The Michigan Daily’s recent article (From the Daily: Restore Democracy 4/16/13) calling for a Constitutional amendment to overturn the U.S. Supreme Court’s decision regarding Citizens United v. Federal Elections Commission is frustrating, to say the least. Their expressed desire to reverse the decision is overzealous and misinformed.
The editorial board advocates ending the influence of money in politics. This is ridiculous. Money is an integral part of politics not only for funding elections — the Daily’s main quibble — but also as a means for political participation. This has been the case since the inception of elections and will continue until they expire. Furthermore, the Daily asserts that contributions by corporations marginalize individual voters. This is shortsighted, as money is not the sole — or even preferred — means of participating in politics.

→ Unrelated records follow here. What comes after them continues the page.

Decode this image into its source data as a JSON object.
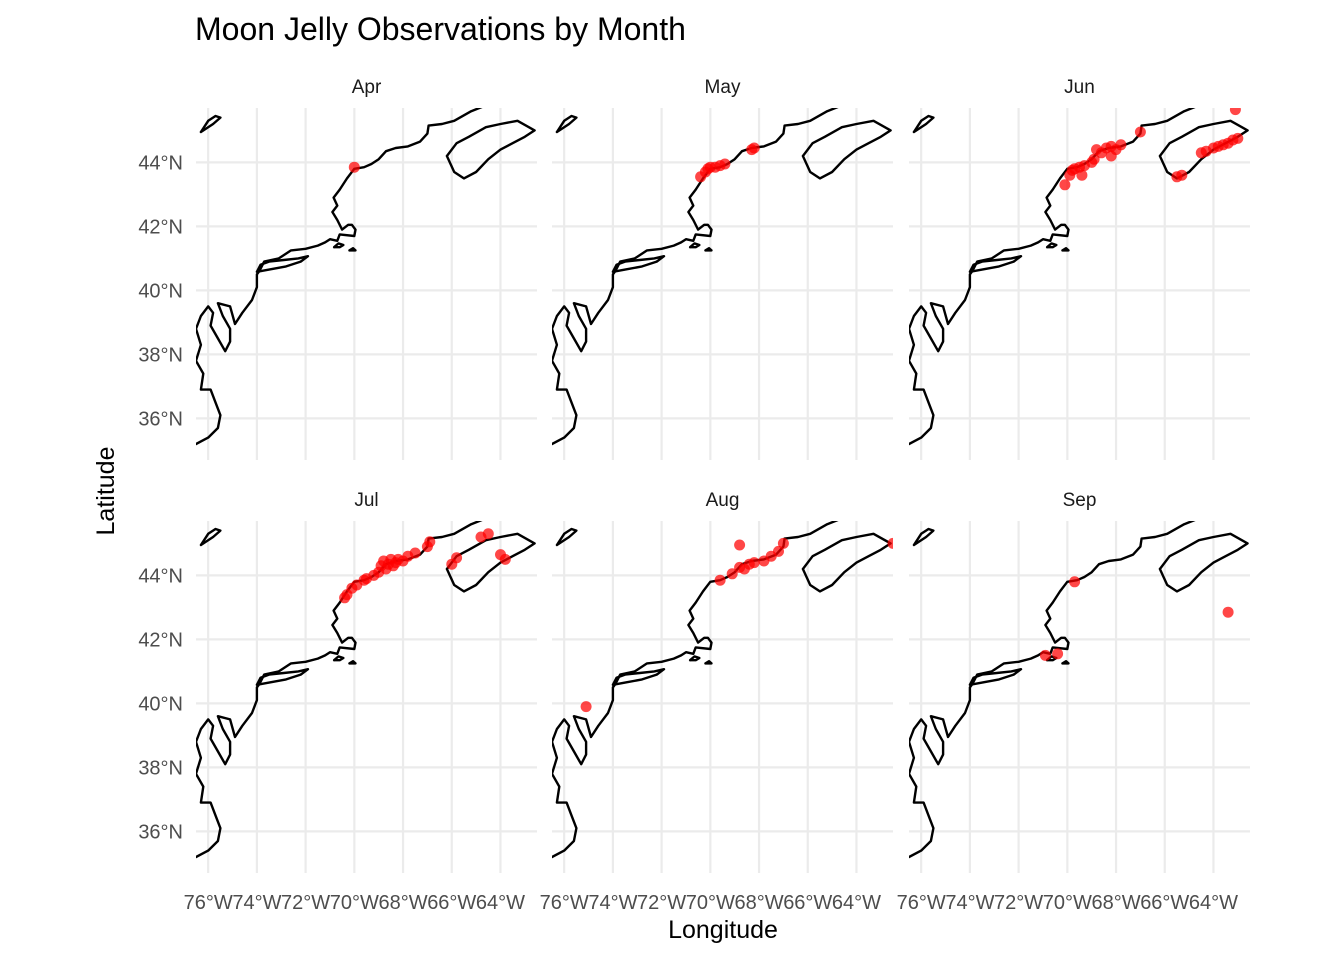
{
  "chart_data": {
    "type": "scatter",
    "title": "Moon Jelly Observations by Month",
    "xlabel": "Longitude",
    "ylabel": "Latitude",
    "xlim": [
      -76.5,
      -62.5
    ],
    "ylim": [
      34.7,
      45.7
    ],
    "x_ticks": [
      -76,
      -74,
      -72,
      -70,
      -68,
      -66,
      -64
    ],
    "x_tick_labels": [
      "76°W",
      "74°W",
      "72°W",
      "70°W",
      "68°W",
      "66°W",
      "64°W"
    ],
    "y_ticks": [
      36,
      38,
      40,
      42,
      44
    ],
    "y_tick_labels": [
      "36°N",
      "38°N",
      "40°N",
      "42°N",
      "44°N"
    ],
    "point_color": "#ff0000",
    "coastline_color": "#000000",
    "grid": true,
    "legend": "none",
    "facets": [
      {
        "label": "Apr",
        "points": [
          [
            -70.0,
            43.85
          ]
        ]
      },
      {
        "label": "May",
        "points": [
          [
            -70.4,
            43.55
          ],
          [
            -70.2,
            43.7
          ],
          [
            -70.1,
            43.8
          ],
          [
            -70.0,
            43.85
          ],
          [
            -69.8,
            43.85
          ],
          [
            -69.6,
            43.9
          ],
          [
            -69.4,
            43.95
          ],
          [
            -68.3,
            44.4
          ],
          [
            -68.2,
            44.45
          ]
        ]
      },
      {
        "label": "Jun",
        "points": [
          [
            -70.1,
            43.3
          ],
          [
            -69.9,
            43.6
          ],
          [
            -69.8,
            43.75
          ],
          [
            -69.7,
            43.8
          ],
          [
            -69.5,
            43.85
          ],
          [
            -69.4,
            43.6
          ],
          [
            -69.3,
            43.9
          ],
          [
            -69.0,
            44.0
          ],
          [
            -68.9,
            44.1
          ],
          [
            -68.8,
            44.4
          ],
          [
            -68.6,
            44.3
          ],
          [
            -68.4,
            44.45
          ],
          [
            -68.2,
            44.2
          ],
          [
            -68.2,
            44.5
          ],
          [
            -68.0,
            44.4
          ],
          [
            -67.8,
            44.55
          ],
          [
            -67.0,
            44.95
          ],
          [
            -65.5,
            43.55
          ],
          [
            -65.3,
            43.6
          ],
          [
            -64.5,
            44.3
          ],
          [
            -64.3,
            44.35
          ],
          [
            -64.0,
            44.45
          ],
          [
            -63.8,
            44.5
          ],
          [
            -63.6,
            44.55
          ],
          [
            -63.4,
            44.6
          ],
          [
            -63.2,
            44.7
          ],
          [
            -63.0,
            44.75
          ],
          [
            -63.1,
            45.65
          ]
        ]
      },
      {
        "label": "Jul",
        "points": [
          [
            -70.4,
            43.3
          ],
          [
            -70.3,
            43.4
          ],
          [
            -70.1,
            43.6
          ],
          [
            -69.9,
            43.7
          ],
          [
            -69.6,
            43.85
          ],
          [
            -69.5,
            43.9
          ],
          [
            -69.2,
            44.0
          ],
          [
            -69.0,
            44.1
          ],
          [
            -68.9,
            44.3
          ],
          [
            -68.8,
            44.45
          ],
          [
            -68.7,
            44.2
          ],
          [
            -68.6,
            44.35
          ],
          [
            -68.5,
            44.5
          ],
          [
            -68.4,
            44.3
          ],
          [
            -68.3,
            44.4
          ],
          [
            -68.2,
            44.5
          ],
          [
            -68.0,
            44.45
          ],
          [
            -67.8,
            44.6
          ],
          [
            -67.5,
            44.7
          ],
          [
            -67.0,
            44.9
          ],
          [
            -66.9,
            45.05
          ],
          [
            -66.0,
            44.35
          ],
          [
            -65.8,
            44.55
          ],
          [
            -64.8,
            45.2
          ],
          [
            -64.5,
            45.3
          ],
          [
            -64.0,
            44.65
          ],
          [
            -63.8,
            44.5
          ]
        ]
      },
      {
        "label": "Aug",
        "points": [
          [
            -75.1,
            39.9
          ],
          [
            -69.6,
            43.85
          ],
          [
            -69.1,
            44.05
          ],
          [
            -68.8,
            44.25
          ],
          [
            -68.6,
            44.2
          ],
          [
            -68.4,
            44.35
          ],
          [
            -68.2,
            44.4
          ],
          [
            -67.8,
            44.45
          ],
          [
            -67.5,
            44.6
          ],
          [
            -67.2,
            44.75
          ],
          [
            -67.0,
            45.0
          ],
          [
            -68.8,
            44.95
          ],
          [
            -62.5,
            45.0
          ]
        ]
      },
      {
        "label": "Sep",
        "points": [
          [
            -70.9,
            41.5
          ],
          [
            -70.4,
            41.55
          ],
          [
            -69.7,
            43.8
          ],
          [
            -63.4,
            42.85
          ]
        ]
      }
    ]
  }
}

There are many ways in which we can influence the vote. These range from simple acts like placing a bumper sticker with a candidate’s likeness on our car to more involved ones such as protesting or campaigning for a candidate. In addition, monetary contributions are a form of political speech protected by the First Amendment of the Constitution. Individuals can donate money to campaigns, so why can’t a group of citizens who decide to organize themselves into a corporation? While corporations are well suited to making financial contributions, they are weak in other forms of political speech. Thus, the Daily should be asking how to curb money’s influence, rather than how to end its influence.
I appreciate the Daily identifying the need for campaign finance reform. That being said, their suggested overhaul reveals either a complete disregard for the First Amendment or a lack of understanding for how politics work.